The proposed capitated payment approach would also involve the use of cluster data in establishing the unit price (per person per year).

Finance practitioners have suggested that the continued role for clusters should be better emphasised. Clusters are not perfect and do not yet have complete support across clinical and managerial communities. But they have brought significant benefits for those who have made most progress in adopting them.

Often this has been through establishing the packages of care that are delivered for service users in each cluster. Trusts say that this process has, more than any other initiative, helped them to understand the services they are delivering and the variation even within the same organisation. This has informed discussions with commissioners and helped to establish more standardisation and best practice across all points of delivery.

The potential for comparison across different bodies is also significant if people are talking the same language and using the same definitions.
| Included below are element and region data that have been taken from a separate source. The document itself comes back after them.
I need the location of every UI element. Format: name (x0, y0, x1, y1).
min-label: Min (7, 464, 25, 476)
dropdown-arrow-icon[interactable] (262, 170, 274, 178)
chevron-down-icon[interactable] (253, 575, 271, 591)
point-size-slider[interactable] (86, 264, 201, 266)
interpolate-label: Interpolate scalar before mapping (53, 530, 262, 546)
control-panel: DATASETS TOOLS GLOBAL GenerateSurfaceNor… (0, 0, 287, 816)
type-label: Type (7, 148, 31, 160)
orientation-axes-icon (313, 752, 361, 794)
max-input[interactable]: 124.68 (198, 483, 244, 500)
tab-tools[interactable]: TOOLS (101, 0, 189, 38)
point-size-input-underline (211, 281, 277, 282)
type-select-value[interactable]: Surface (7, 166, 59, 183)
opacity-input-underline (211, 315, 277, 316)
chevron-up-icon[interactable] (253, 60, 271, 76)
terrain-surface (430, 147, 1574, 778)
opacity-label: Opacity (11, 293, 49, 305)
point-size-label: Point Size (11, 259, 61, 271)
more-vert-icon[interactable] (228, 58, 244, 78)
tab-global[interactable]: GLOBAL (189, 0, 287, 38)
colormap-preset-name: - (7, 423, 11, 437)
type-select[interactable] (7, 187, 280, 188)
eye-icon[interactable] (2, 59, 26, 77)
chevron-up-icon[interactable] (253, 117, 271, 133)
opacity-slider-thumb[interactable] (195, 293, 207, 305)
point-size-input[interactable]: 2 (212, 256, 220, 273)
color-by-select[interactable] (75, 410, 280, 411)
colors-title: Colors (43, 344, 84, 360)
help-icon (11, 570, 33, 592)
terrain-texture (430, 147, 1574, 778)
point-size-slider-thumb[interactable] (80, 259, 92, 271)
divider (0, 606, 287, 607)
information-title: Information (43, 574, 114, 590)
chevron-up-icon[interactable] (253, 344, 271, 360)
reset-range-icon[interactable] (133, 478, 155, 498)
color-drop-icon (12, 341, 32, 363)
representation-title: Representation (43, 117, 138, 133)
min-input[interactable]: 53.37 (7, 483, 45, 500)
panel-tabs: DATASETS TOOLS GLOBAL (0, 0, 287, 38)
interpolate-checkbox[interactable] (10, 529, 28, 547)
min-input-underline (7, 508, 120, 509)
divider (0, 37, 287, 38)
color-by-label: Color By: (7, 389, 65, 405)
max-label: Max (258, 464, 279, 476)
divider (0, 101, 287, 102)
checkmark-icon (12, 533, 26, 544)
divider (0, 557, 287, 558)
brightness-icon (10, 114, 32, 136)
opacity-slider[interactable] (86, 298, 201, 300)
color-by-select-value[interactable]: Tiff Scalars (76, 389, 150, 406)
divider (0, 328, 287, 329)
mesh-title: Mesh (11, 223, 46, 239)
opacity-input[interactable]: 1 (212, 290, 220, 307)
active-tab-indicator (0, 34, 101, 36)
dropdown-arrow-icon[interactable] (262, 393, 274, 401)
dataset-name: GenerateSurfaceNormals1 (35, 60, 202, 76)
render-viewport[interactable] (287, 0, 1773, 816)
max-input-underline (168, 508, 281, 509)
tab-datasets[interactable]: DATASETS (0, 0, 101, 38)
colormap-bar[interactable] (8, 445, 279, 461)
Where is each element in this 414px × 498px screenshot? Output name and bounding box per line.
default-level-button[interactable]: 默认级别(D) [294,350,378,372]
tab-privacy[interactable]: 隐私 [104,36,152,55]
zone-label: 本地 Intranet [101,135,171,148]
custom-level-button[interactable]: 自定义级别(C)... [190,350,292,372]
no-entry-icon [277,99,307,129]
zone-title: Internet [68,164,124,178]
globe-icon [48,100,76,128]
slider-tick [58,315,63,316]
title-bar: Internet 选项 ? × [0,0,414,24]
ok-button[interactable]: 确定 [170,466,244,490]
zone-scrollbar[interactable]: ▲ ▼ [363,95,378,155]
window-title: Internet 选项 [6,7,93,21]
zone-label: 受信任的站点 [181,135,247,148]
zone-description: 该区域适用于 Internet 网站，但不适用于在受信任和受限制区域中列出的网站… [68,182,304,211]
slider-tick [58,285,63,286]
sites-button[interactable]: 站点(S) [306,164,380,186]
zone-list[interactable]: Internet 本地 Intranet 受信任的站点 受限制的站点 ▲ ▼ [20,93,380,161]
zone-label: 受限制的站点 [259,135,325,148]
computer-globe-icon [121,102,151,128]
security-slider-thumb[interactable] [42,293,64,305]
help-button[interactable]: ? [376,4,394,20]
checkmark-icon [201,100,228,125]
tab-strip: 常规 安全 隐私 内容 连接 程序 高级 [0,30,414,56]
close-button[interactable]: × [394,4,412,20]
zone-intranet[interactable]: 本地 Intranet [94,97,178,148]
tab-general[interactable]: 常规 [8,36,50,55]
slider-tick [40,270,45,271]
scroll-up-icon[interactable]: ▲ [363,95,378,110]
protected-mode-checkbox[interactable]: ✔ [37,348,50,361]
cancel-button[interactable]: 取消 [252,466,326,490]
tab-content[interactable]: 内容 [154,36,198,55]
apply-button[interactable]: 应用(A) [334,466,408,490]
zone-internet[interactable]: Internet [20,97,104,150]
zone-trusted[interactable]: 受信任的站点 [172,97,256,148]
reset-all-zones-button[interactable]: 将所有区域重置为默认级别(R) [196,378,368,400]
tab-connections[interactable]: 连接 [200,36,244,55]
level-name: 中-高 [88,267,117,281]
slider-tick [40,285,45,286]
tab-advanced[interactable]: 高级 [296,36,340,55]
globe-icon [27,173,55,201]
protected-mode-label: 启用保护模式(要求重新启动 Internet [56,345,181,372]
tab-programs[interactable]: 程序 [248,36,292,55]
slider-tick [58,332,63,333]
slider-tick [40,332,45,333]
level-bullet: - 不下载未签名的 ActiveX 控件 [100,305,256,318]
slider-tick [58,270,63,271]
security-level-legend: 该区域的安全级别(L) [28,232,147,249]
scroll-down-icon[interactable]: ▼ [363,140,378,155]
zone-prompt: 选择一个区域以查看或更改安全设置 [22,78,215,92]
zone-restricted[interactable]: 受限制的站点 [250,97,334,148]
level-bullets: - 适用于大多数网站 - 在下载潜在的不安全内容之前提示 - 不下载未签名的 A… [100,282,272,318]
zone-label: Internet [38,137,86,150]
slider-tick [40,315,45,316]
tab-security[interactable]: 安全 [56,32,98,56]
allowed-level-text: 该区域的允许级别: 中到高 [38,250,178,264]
Some organisations have moved beyond clusters. For example, Oxfordshire has developed an outcome-based capitation approach – highlighted in a Monitor local payment example earlier this year – that segments its population slightly differently. However, two of its segments map to the overarching super clusters.

The point is that clusters still have an important role, and the Monitor/NHS England letter could probably make this clearer.

The two bodies’ clearly stated ambition is to fast-track the demise of block contracts. In practice, this is a big ask.

Block contracts are still widespread in mental health, with only lip service often paid to the ‘required’ use of the new currency through some form of cluster shadowing.

Payment that takes little account of demand, activity and desired service developments seems to offer few benefits and is an obstacle to real discussions about the services that commissioners want and the financial implications of delivering them. But moving beyond this, particularly in such a difficult financial environment, will require complete buy-in from providers and, crucially, commissioners.

More sophisticated – and more transparent – contracting, with good risk sharing, makes sense.

The mental health community has been looking to put block contracts behind it for years. The Monitor and NHS England proposals – backed by promised further support and guidance – may offer a pragmatic step towards actually realising this.